Jean Busché

Secrétaire général adjoint

En 2025, les groupes de travail des Vert·e·s genevois·es ont poursuivi leur rôle central au sein du parti : approfondir les réflexions, nourrir les positions politiques et contribuer aux campagnes en cours. Les GT Culture, Économie – emploi – finance – fiscalité, Énergie et climat, Environnement, biodiversité et agriculture, Logement, aménagement et urbanisme, Politiques sociales et migrations, Mobilité ou encore LGBTIQ+ ont mené leurs activités avec régularité, à travers séances de travail, mobilisations de terrain, auditions et événements thématiques.

Le GT Environnement, biodiversité et agriculture s’est particulièrement investi dans l’élaboration d’un cahier des sobriétés, tout en organisant sa sortie de printemps dans la Champagne genevoise et plusieurs auditions sur la biodiversité, les sols, les nappes phréatiques et les politiques publiques de l’État. Le GT Énergie et climat a poursuivi ses réunions régulières et participé à la collecte de signatures pour l’initiative solaire, tandis que le GT Mobilité s’est engagé dans la campagne pour l’initiative piétonne.

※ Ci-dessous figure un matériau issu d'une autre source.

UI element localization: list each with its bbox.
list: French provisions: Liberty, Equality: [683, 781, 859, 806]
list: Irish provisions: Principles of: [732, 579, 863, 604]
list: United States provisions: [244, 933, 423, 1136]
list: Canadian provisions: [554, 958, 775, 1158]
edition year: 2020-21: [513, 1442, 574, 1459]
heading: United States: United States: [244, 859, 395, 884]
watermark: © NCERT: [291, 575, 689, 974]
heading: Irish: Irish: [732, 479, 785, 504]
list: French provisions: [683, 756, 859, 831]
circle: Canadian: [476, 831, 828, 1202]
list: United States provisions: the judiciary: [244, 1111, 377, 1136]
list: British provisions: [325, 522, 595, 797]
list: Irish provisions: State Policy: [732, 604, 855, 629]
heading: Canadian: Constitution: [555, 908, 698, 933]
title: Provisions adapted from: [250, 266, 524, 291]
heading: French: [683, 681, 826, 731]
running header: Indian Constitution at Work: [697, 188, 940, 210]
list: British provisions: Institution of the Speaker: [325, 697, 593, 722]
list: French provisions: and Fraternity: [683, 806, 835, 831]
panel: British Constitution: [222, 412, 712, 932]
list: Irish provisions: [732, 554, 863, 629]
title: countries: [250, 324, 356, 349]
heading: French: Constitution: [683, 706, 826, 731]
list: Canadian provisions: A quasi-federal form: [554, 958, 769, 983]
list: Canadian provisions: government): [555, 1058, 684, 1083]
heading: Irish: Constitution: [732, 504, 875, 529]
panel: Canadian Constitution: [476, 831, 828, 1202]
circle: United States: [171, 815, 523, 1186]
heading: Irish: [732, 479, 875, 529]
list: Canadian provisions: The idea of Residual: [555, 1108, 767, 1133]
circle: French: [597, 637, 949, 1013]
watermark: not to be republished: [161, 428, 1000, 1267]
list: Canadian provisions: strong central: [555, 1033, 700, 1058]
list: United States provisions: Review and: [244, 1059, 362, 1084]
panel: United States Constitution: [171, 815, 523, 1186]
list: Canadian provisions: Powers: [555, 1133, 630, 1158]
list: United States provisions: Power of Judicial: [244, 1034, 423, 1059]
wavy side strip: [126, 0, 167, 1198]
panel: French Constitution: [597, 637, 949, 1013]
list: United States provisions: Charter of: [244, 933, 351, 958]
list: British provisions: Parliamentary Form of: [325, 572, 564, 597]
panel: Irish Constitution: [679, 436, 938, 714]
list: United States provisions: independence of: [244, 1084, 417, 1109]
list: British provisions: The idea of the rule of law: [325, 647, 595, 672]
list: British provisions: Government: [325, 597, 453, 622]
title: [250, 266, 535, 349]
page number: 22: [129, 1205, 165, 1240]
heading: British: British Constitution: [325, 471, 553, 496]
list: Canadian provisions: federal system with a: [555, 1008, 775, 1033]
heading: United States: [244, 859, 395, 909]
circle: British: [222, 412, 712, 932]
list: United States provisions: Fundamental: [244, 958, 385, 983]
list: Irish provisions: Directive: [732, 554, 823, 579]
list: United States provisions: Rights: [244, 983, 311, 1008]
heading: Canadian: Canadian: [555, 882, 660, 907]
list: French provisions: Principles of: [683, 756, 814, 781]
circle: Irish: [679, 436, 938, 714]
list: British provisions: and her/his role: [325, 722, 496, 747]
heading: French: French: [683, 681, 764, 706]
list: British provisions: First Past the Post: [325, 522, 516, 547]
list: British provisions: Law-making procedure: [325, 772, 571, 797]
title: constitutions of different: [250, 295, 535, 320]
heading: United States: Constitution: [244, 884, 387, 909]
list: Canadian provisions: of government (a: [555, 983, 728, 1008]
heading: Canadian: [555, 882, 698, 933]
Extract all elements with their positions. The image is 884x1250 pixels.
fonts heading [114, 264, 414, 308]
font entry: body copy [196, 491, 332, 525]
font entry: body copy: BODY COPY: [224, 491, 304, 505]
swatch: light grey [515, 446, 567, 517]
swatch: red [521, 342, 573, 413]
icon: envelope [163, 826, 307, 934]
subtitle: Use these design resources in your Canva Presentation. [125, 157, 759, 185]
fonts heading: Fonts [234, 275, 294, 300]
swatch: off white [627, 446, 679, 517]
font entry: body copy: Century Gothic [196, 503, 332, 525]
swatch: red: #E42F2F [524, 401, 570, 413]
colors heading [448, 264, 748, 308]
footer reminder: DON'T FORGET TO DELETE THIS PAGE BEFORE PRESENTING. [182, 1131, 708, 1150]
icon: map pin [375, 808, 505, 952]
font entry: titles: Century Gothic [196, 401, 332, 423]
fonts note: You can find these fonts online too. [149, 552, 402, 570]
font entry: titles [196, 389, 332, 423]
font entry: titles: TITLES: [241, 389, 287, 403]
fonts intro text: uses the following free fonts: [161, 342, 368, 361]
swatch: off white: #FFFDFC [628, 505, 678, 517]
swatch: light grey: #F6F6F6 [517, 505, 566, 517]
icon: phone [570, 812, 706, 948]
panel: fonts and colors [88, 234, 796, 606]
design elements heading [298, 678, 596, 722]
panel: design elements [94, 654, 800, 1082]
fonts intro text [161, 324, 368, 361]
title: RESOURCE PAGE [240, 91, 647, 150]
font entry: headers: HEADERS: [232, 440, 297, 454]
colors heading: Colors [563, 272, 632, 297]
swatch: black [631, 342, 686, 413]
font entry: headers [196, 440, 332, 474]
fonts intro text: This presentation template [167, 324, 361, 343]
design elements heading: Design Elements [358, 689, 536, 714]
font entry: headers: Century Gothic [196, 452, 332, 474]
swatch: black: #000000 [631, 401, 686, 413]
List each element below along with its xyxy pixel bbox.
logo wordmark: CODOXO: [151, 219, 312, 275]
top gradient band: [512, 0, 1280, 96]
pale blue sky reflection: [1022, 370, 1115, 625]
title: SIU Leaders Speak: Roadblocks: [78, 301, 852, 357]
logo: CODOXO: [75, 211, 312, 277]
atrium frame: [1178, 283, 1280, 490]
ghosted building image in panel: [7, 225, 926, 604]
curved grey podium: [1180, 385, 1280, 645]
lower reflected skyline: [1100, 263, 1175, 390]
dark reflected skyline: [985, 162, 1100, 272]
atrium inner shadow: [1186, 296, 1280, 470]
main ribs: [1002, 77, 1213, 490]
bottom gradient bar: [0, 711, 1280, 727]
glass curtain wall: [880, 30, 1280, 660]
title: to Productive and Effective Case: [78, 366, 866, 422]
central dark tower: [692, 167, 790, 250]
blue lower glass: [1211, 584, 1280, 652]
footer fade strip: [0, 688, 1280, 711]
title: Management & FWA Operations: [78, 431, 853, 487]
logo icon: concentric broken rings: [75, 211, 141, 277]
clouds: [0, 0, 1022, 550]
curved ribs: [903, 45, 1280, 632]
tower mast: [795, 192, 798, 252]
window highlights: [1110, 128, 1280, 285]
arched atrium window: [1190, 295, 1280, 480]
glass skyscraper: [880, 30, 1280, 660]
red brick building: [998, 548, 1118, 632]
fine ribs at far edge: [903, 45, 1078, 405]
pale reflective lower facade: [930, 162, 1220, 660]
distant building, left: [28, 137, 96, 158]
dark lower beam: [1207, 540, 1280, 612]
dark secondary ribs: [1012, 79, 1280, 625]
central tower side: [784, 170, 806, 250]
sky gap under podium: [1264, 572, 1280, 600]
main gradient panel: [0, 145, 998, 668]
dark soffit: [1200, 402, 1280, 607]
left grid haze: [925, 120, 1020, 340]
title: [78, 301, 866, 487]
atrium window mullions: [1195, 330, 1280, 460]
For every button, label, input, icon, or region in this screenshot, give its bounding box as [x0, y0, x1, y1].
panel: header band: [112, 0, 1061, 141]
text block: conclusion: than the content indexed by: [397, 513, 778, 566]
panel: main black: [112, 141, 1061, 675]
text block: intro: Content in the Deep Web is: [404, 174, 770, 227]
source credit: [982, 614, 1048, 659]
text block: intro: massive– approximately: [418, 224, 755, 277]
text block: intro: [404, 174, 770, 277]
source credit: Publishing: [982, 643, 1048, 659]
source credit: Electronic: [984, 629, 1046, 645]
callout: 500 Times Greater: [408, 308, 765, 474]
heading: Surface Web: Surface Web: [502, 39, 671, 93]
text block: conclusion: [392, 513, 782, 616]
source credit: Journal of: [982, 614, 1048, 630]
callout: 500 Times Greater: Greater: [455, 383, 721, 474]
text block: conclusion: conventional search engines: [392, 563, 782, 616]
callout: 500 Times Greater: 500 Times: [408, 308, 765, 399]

Le GT LGBTIQ+ a pris part à la Geneva Pride, notamment à travers la tenue du stand des Vert·e·x·s au village de l’événement, ainsi que l’organisation d’un apéritif-rencontre avec les associations LGBTIQ+ au café du Phare, dans le cadre de la campagne pour Nicolas Walder. De son côté, le GT Politiques sociales et migrations a organisé des assises publiques sur les enjeux du vieillissement et poursuivi son travail de réflexion sur l’alimentation solidaire, l’aide sociale, le surendettement et les politiques migratoires.

Le GT Logement, aménagement et urbanisme a poursuivi son travail de fond en produisant plusieurs synthèses approfondies sur la problématique des tours et la transformation des logements existants, avec la perspective d’organiser des Assises de la densité en 2027.

Le GT Économie s’est fortement mobilisé pour renforcer les circuits courts et soutenir l’économie locale, notamment à travers l’élaboration d’une motion portée par des député·e·s et enrichie par les contributions de ses membres. Le GT a également contribué à positionner l’économie et les emplois locaux comme des axes centraux des Vert·e·s, tant dans les politiques publiques défendues que dans une communication cohérente, en ligne avec les orientations du Comité.

Le GT Culture a notamment nourri la réflexion du parti par un travail sur la gouvernance des conseils d’administration des entités publiques, tandis que le GT Institutions politiques et numérique, désormais porté par trois nouvelles·aux co-responsables, a amorcé de nouvelles réflexions prometteuses. Certaines thématiques restent toutefois à renforcer, notamment le GT Enseignement, pour lequel un·e co-responsable est recherché·e.

Ce travail mené tout au long de l’année confirme l’importance des GT pour faire vivre l’écologie politique, renforcer l’expertise thématique du parti et nourrir ses campagnes. Il s’est également accompagné d’une consultation des groupes de travail au moyen d’un questionnaire, ainsi que de l’amorce d’une réflexion sur le soutien à leur apporter et sur l’amélioration de la prise en compte de leurs productions au sein du parti.